As usuais conversas paralelas tomam forma, e a atmosfera humorística logo envolve as duas, que se dão bem desde que Ykhar procurava auxílio nos estudos de história - afinal, gregos são os mestres em história. Contudo, essa leveza matutina logo é abruptamente cortada pela ansiosa faery.
- Certo, preciso terminar essas traduções URGENTEMENTE! Não sei o que será de mim caso não termine os outros 2 volumes sobre os mascotes endêmicos da Costa de Jade... Maldito monstro destruidor de livros... - diminuiu o tom da reclamação, ao lembrar do errôneo julgamento que fez à Clitia durante o dito episódio.
- Desculpe, sei que não é culpa sua, mas eu estou ficando louca com tanta coisa, e aparentemente nem o Kero aguenta mais as minhas reclamações.
- Ele nunca aguentou - disse a ninfa, tirando um esbaforido riso da amiga desesperada. - Sabe, no mundo dos homens, o dia hoje seria um feriado para os trabalhadores descansarem e relembrarem seus direitos, acima de tudo, como seres vivos.
- Tudo bem que você normalmente é muito eficiente em me acalmar, mas citar história não é bem a cura em um momento desses... - a brownie já voltava a apresentar as preocupações em sua feição, quando Clitia prosseguiu:
- É apenas um contexto para lhe convencer a relaxar e deixar isso comigo. Os dialetos da Costa de Jade você me ensinou, certo? E, como sua assistente aqui na biblioteca há tempos, já conheço os procedimentos.
- Mas você ainda é apenas uma assistente! Clitia, não duvido da sua capacidade, mas todo esse acervo é minha responsabilidade. - novamente estridente, Ykhar revelava cada vez mais seu nervosismo. A jovem estava uma pilha de nervos, em seguida deixando cair alguns outros pergaminhos que levava consigo.
- Veja bem, Ykhar, não duvido da sua eficiência como membra da Guarda Reluzente, assim como ninguém deste QG o faz. - pegando os papeis, Clitia continuou a tentativa de apaziguar a teimosia da superior - mas esse evento foi especialmente uma tragédia, algo fora de nosso controle, e o que você necessita é de apoio. Hoje eu estou livre de compromissos. Mal começou o dia e inclusive pressinto quão monótonas serão as tarefas de todos hoje. É injusto com você mesma investir tanto esforço enquanto se deteriora.
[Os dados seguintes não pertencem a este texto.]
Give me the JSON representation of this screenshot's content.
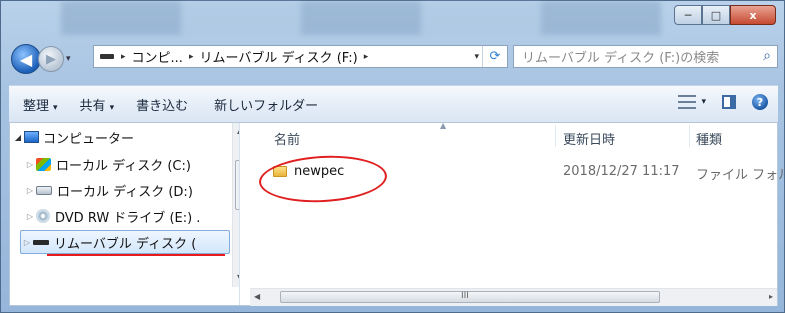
{
  "window": {
    "min_label": "─",
    "max_label": "□",
    "close_label": "x"
  },
  "nav": {
    "back_label": "◀",
    "forward_label": "▶",
    "history_dropdown": "▾"
  },
  "address": {
    "crumbs": [
      "コンピ...",
      "リムーバブル ディスク (F:)"
    ],
    "separator": "▸",
    "dropdown": "▾",
    "refresh": "⟳"
  },
  "search": {
    "placeholder": "リムーバブル ディスク (F:)の検索",
    "icon": "⌕"
  },
  "toolbar": {
    "organize": "整理",
    "share": "共有",
    "burn": "書き込む",
    "new_folder": "新しいフォルダー",
    "dropdown": "▾",
    "help": "?"
  },
  "tree": {
    "items": [
      {
        "label": "コンピューター",
        "icon": "computer-icon"
      },
      {
        "label": "ローカル ディスク (C:)",
        "icon": "windows-drive-icon"
      },
      {
        "label": "ローカル ディスク (D:)",
        "icon": "hard-drive-icon"
      },
      {
        "label": "DVD RW ドライブ (E:) .",
        "icon": "dvd-drive-icon"
      },
      {
        "label": "リムーバブル ディスク (",
        "icon": "removable-disk-icon"
      }
    ],
    "expanded_glyph": "◢",
    "collapsed_glyph": "▷"
  },
  "columns": {
    "name": "名前",
    "date": "更新日時",
    "type": "種類",
    "sort_glyph": "▲"
  },
  "files": [
    {
      "name": "newpec",
      "date": "2018/12/27 11:17",
      "type": "ファイル フォル",
      "icon": "folder-icon"
    }
  ],
  "scrollbar": {
    "up": "▲",
    "down": "▼",
    "left": "◀",
    "right": "▸",
    "grip": "III"
  },
  "annotations": {
    "circle_color": "#e02020",
    "underline_color": "#e81a1a"
  }
}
E, não importa quão eficaz você seja, chegará um ponto em que nada mais será eficiente, apenas frustrante - um verdadeiro trabalho de Sísifo. Descansar é fundamental ao trabalho! É sobre isso que se trata o dia 1º de Maio.
Após um momento de silêncio, o qual a brownie prostrou-se séria, começou a balbuciar. - Ora... - as orelhas de Ykhar inclinaram-se levemente. "Lá vem choro..." pensou a ninfa, que permanecia resoluta em sua argumentação final.
- MUITO OBRIGADA!!! Acho que esse foi o esporro mais gratificante da minha vida nesse lugar. - Aos soluços, a faery ia dissolvendo seu pânico. - Ou em qualquer outro emprego que tive. Mas, se precisar de ajuda, não hesite em me procurar! Eu vou ficar no...
O silêncio pôs Clitia em alerta. Talvez, poderia desistir do descanso. Porém, Ykhar continuou.
- Na verdade, não sei ainda. Apenas agradeço.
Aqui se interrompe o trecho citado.